Profits at North Sea independent Serica Energy surged by 88-fold in the first half of the year as the company capitalised on high gas prices with a 41 per cent increase in production.
Serica, which accounts for about 5% of all gas consumed in the UK, will pay its first-ever interim dividend of 8p per share following the huge uplift in profits. It paid a final dividend of 9p at the end of the last financial year.
Revenues during the six months to the end of June more than trebled to £353.5 million as Serica benefitted from the first full contribution from its 14-million-barrel Columbus project in the North Sea and the Rhum R3 well originally drilled 17 years ago by BP. The company also quadrupled production from its 24-year-old Bruce M1 well.
This increase in production to 26,600 barrels of oil equivalent (boe) per day from 18,855 a year earlier was combined with an average gas price of 175p per therm, up from 50p per therm in the first half of 2021. More than 85% of Serica’s production is gas, with the remainder being oil.

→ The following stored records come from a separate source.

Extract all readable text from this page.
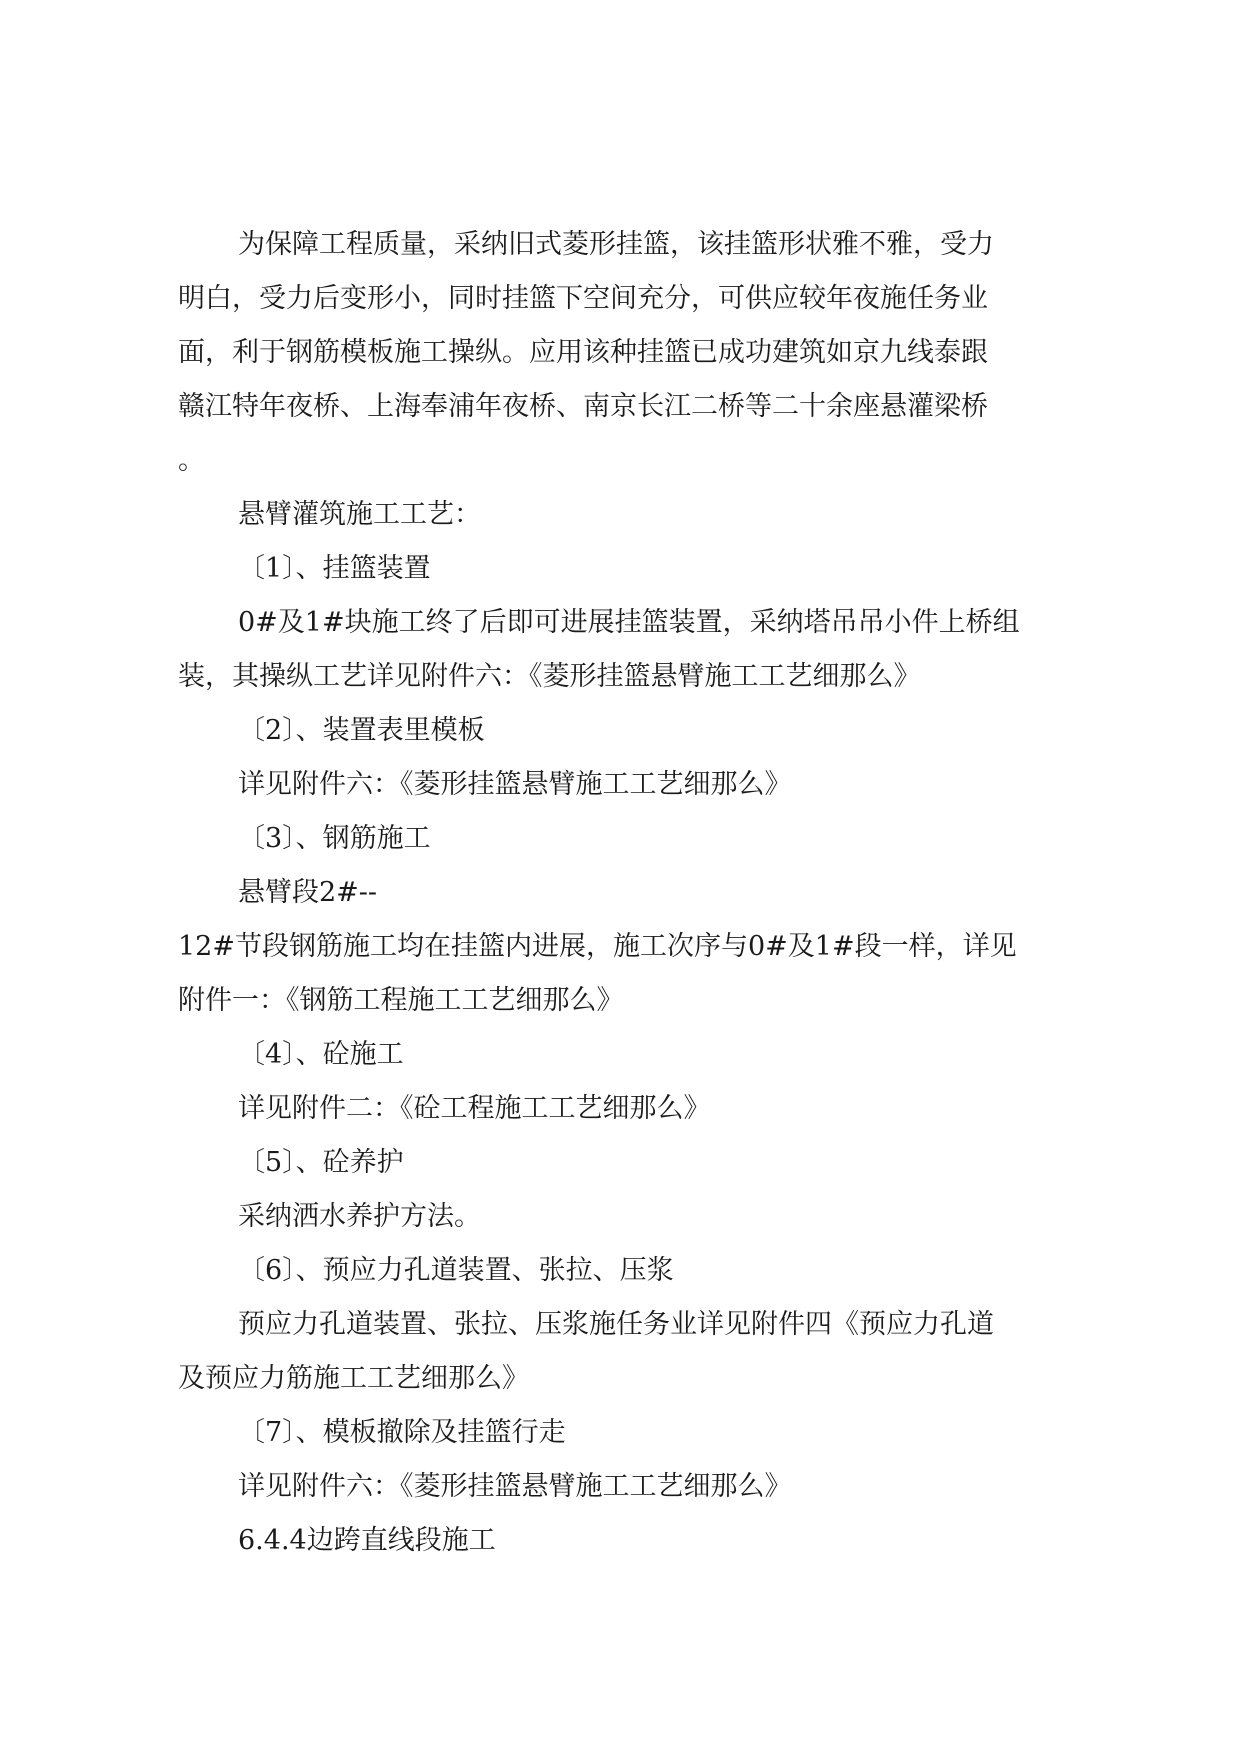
为保障工程质量，采纳旧式菱形挂篮，该挂篮形状雅不雅，受力
明白，受力后变形小，同时挂篮下空间充分，可供应较年夜施任务业
面，利于钢筋模板施工操纵。应用该种挂篮已成功建筑如京九线泰跟
赣江特年夜桥、上海奉浦年夜桥、南京长江二桥等二十余座悬灌梁桥
。
悬臂灌筑施工工艺：
〔1〕、挂篮装置
0#及1#块施工终了后即可进展挂篮装置，采纳塔吊吊小件上桥组
装，其操纵工艺详见附件六：《菱形挂篮悬臂施工工艺细那么》
〔2〕、装置表里模板
详见附件六：《菱形挂篮悬臂施工工艺细那么》
〔3〕、钢筋施工
悬臂段2#--
12#节段钢筋施工均在挂篮内进展，施工次序与0#及1#段一样，详见
附件一：《钢筋工程施工工艺细那么》
〔4〕、砼施工
详见附件二：《砼工程施工工艺细那么》
〔5〕、砼养护
采纳洒水养护方法。
〔6〕、预应力孔道装置、张拉、压浆
预应力孔道装置、张拉、压浆施任务业详见附件四《预应力孔道
及预应力筋施工工艺细那么》
〔7〕、模板撤除及挂篮行走
详见附件六：《菱形挂篮悬臂施工工艺细那么》
6.4.4边跨直线段施工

This increase in production at higher commodity prices led to a spike in pre-tax profits which hit £194.5m, up from just £2.2m in the same period last year.
The company narrowed its production guidance for the full year to between 26,000 and 28,000 boe per day, down from the 26,000 to 30,000 forecast in July. However, chief executive Mitch Flegg remained bullish on the future investment programme, with results expected from Serica’s North Eigg exploration well in December.

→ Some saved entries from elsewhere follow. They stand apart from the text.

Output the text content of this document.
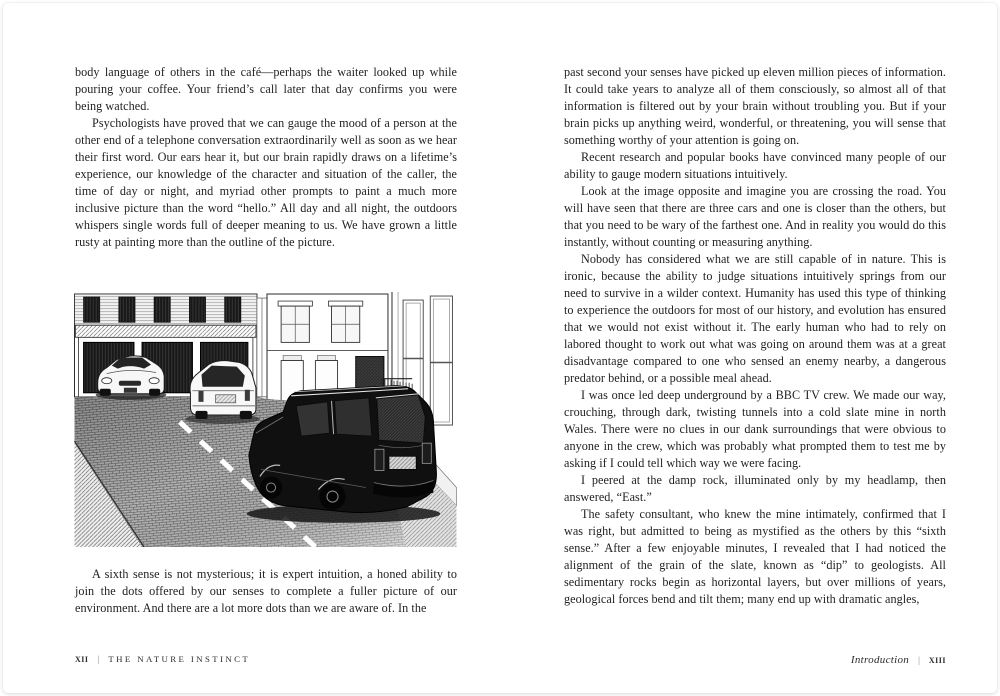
body language of others in the café—perhaps the waiter looked up while pouring your coffee. Your friend’s call later that day confirms you were being watched.

Psychologists have proved that we can gauge the mood of a person at the other end of a telephone conversation extraordinarily well as soon as we hear their first word. Our ears hear it, but our brain rapidly draws on a lifetime’s experience, our knowledge of the character and situation of the caller, the time of day or night, and myriad other prompts to paint a much more inclusive picture than the word “hello.” All day and all night, the outdoors whispers single words full of deeper meaning to us. We have grown a little rusty at painting more than the outline of the picture.

A sixth sense is not mysterious; it is expert intuition, a honed ability to join the dots offered by our senses to complete a fuller picture of our environment. And there are a lot more dots than we are aware of. In the

past second your senses have picked up eleven million pieces of information. It could take years to analyze all of them consciously, so almost all of that information is filtered out by your brain without troubling you. But if your brain picks up anything weird, wonderful, or threatening, you will sense that something worthy of your attention is going on.

Recent research and popular books have convinced many people of our ability to gauge modern situations intuitively.

Look at the image opposite and imagine you are crossing the road. You will have seen that there are three cars and one is closer than the others, but that you need to be wary of the farthest one. And in reality you would do this instantly, without counting or measuring anything.

Nobody has considered what we are still capable of in nature. This is ironic, because the ability to judge situations intuitively springs from our need to survive in a wilder context. Humanity has used this type of thinking to experience the outdoors for most of our history, and evolution has ensured that we would not exist without it. The early human who had to rely on labored thought to work out what was going on around them was at a great disadvantage compared to one who sensed an enemy nearby, a dangerous predator behind, or a possible meal ahead.

I was once led deep underground by a BBC TV crew. We made our way, crouching, through dark, twisting tunnels into a cold slate mine in north Wales. There were no clues in our dank surroundings that were obvious to anyone in the crew, which was probably what prompted them to test me by asking if I could tell which way we were facing.

I peered at the damp rock, illuminated only by my headlamp, then answered, “East.”

The safety consultant, who knew the mine intimately, confirmed that I was right, but admitted to being as mystified as the others by this “sixth sense.” After a few enjoyable minutes, I revealed that I had noticed the alignment of the grain of the slate, known as “dip” to geologists. All sedimentary rocks begin as horizontal layers, but over millions of years, geological forces bend and tilt them; many end up with dramatic angles,

XII | THE NATURE INSTINCT	Introduction | XIII
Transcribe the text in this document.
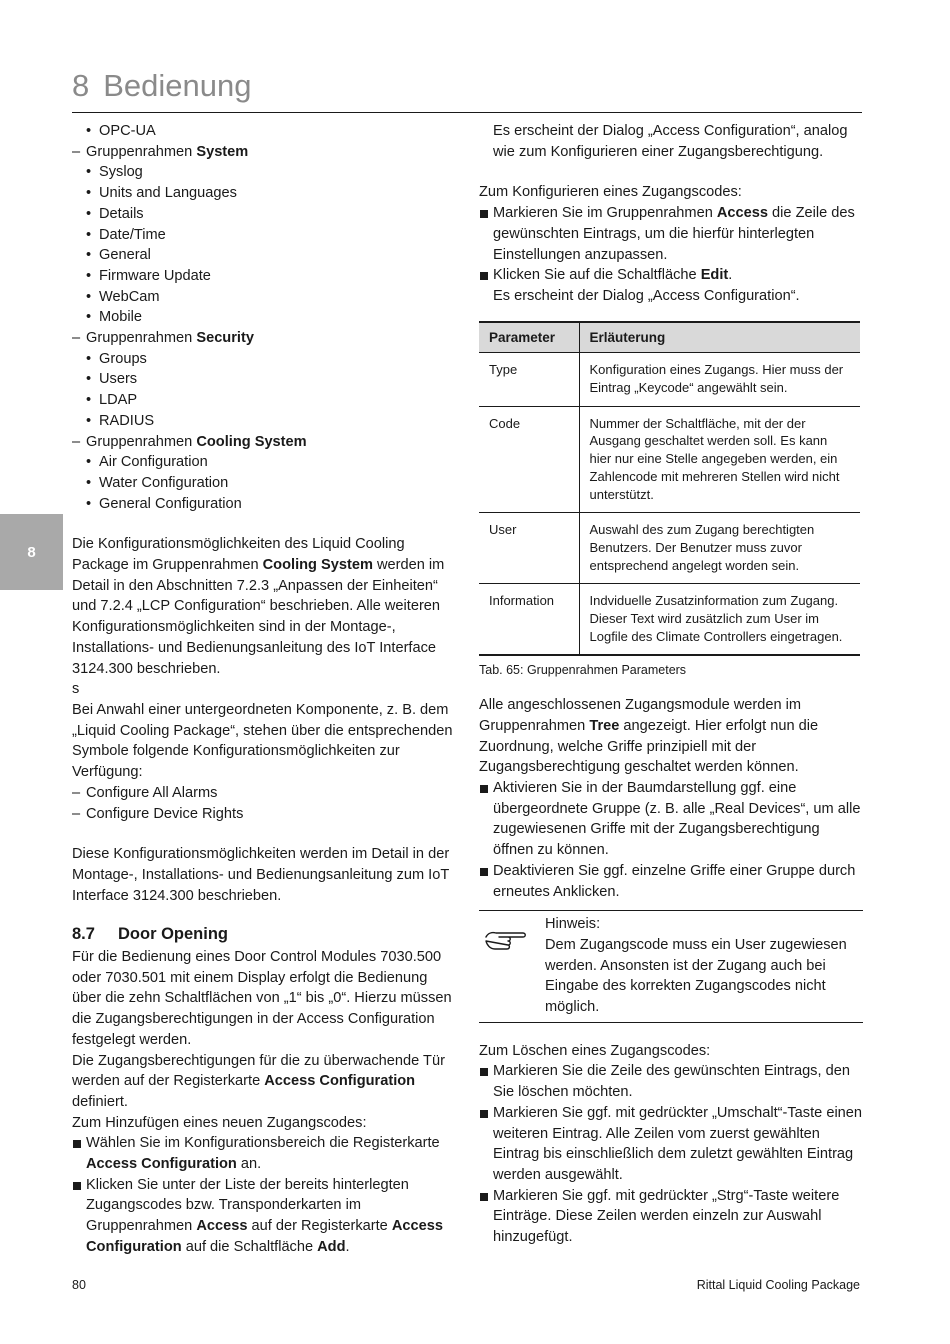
8 Bedienung
8

• OPC-UA

– Gruppenrahmen System

• Syslog

• Units and Languages

• Details

• Date/Time

• General

• Firmware Update

• WebCam

• Mobile

– Gruppenrahmen Security

• Groups

• Users

• LDAP

• RADIUS

– Gruppenrahmen Cooling System

• Air Configuration

• Water Configuration

• General Configuration

Die Konfigurationsmöglichkeiten des Liquid Cooling Package im Gruppenrahmen Cooling System werden im Detail in den Abschnitten 7.2.3 „Anpassen der Einheiten“ und 7.2.4 „LCP Configuration“ beschrieben. Alle weiteren Konfigurationsmöglichkeiten sind in der Montage-, Installations- und Bedienungsanleitung des IoT Interface 3124.300 beschrieben.

s

Bei Anwahl einer untergeordneten Komponente, z. B. dem „Liquid Cooling Package“, stehen über die entsprechenden Symbole folgende Konfigurationsmöglichkeiten zur Verfügung:

– Configure All Alarms

– Configure Device Rights

Diese Konfigurationsmöglichkeiten werden im Detail in der Montage-, Installations- und Bedienungsanleitung zum IoT Interface 3124.300 beschrieben.

8.7 Door Opening

Für die Bedienung eines Door Control Modules 7030.500 oder 7030.501 mit einem Display erfolgt die Bedienung über die zehn Schaltflächen von „1“ bis „0“. Hierzu müssen die Zugangsberechtigungen in der Access Configuration festgelegt werden.

Die Zugangsberechtigungen für die zu überwachende Tür werden auf der Registerkarte Access Configuration definiert.

Zum Hinzufügen eines neuen Zugangscodes:

Wählen Sie im Konfigurationsbereich die Registerkarte Access Configuration an.

Klicken Sie unter der Liste der bereits hinterlegten Zugangscodes bzw. Transponderkarten im Gruppenrahmen Access auf der Registerkarte Access Configuration auf die Schaltfläche Add.

Es erscheint der Dialog „Access Configuration“, analog wie zum Konfigurieren einer Zugangsberechtigung.

Zum Konfigurieren eines Zugangscodes:

Markieren Sie im Gruppenrahmen Access die Zeile des gewünschten Eintrags, um die hierfür hinterlegten Einstellungen anzupassen.

Klicken Sie auf die Schaltfläche Edit.

Es erscheint der Dialog „Access Configuration“.

Parameter	Erläuterung
Type	Konfiguration eines Zugangs. Hier muss der Eintrag „Keycode“ angewählt sein.
Code	Nummer der Schaltfläche, mit der der Ausgang geschaltet werden soll. Es kann hier nur eine Stelle angegeben werden, ein Zahlencode mit mehreren Stellen wird nicht unterstützt.
User	Auswahl des zum Zugang berechtigten Benutzers. Der Benutzer muss zuvor entsprechend angelegt worden sein.
Information	Indviduelle Zusatzinformation zum Zugang. Dieser Text wird zusätzlich zum User im Logfile des Climate Controllers eingetragen.

Tab. 65: Gruppenrahmen Parameters

Alle angeschlossenen Zugangsmodule werden im Gruppenrahmen Tree angezeigt. Hier erfolgt nun die Zuordnung, welche Griffe prinzipiell mit der Zugangsberechtigung geschaltet werden können.

Aktivieren Sie in der Baumdarstellung ggf. eine übergeordnete Gruppe (z. B. alle „Real Devices“, um alle zugewiesenen Griffe mit der Zugangsberechtigung öffnen zu können.

Deaktivieren Sie ggf. einzelne Griffe einer Gruppe durch erneutes Anklicken.

Hinweis:

Dem Zugangscode muss ein User zugewiesen werden. Ansonsten ist der Zugang auch bei Eingabe des korrekten Zugangscodes nicht möglich.

Zum Löschen eines Zugangscodes:

Markieren Sie die Zeile des gewünschten Eintrags, den Sie löschen möchten.

Markieren Sie ggf. mit gedrückter „Umschalt“-Taste einen weiteren Eintrag. Alle Zeilen vom zuerst gewählten Eintrag bis einschließlich dem zuletzt gewählten Eintrag werden ausgewählt.

Markieren Sie ggf. mit gedrückter „Strg“-Taste weitere Einträge. Diese Zeilen werden einzeln zur Auswahl hinzugefügt.

80	Rittal Liquid Cooling Package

“Furthermore, the BKR (Bruce, Keith and Rhum) cash flow sharing arrangements have now come to an end after four years during which the company shared the net cash flow with the vendors of the relevant assets,” Mr Flegg said. “We now retain 100% of the net cash flow from BKR.”
The UK Government’s windfall tax – the Energy Profits Levy – did not impact the company’s first half results because the policy was not enacted until July. Serica said the 25% levy on profits arising from May 26 “could result in significant impact in the future”, though the emergency legislation has significant benefits as well.
READ MORE: Bumper North Sea deals give lie to the warnings on windfall profit taxation
Producers paying the EPL can secure 91% tax relief on investments in new projects, which essentially translates to a cost of just 9p for every £1 spent on new exploration and production.
“Incentives to reinvest in additional oil and gas reserves offer Serica the opportunity to mitigate its impact,” the company said. “Therefore, we will not only maintain our ongoing investment plan but will also look to expand and accelerate elements of that programme.”
Serica further hinted that a successful outcome at North Eigg, which is estimated to contain 60 million boe, could trigger cash call.
“The company is evaluating a number of acquisition and new investment opportunities and a successful outcome of the North Eigg exploration well would have a significant impact upon the company’s cash requirements, with strong pressure to follow up any success rapidly so as to support the UK’s security of gas supply,” Serica said.
READ MORE: Serica Energy reveals North Eigg exploration well delays
Earlier this year Serica was embroiled in a buyout standoff with smaller rival Kistos that included tit-for-tat takeover offers by both sides. That came to a close in August when Kistos walked away after the two failed to agree on a revised proposal.
“Although it proved not possible to reach agreement with Kistos on the terms of the respective potential offers between the two companies, Serica continues to actively seek opportunities at both the asset and corporate level that would strengthen the company, diversify its asset base and deliver incremental value to shareholders,” Serica said.
The company’s shares closed yesterday’s trading 3.8% higher, up 13p at 355p.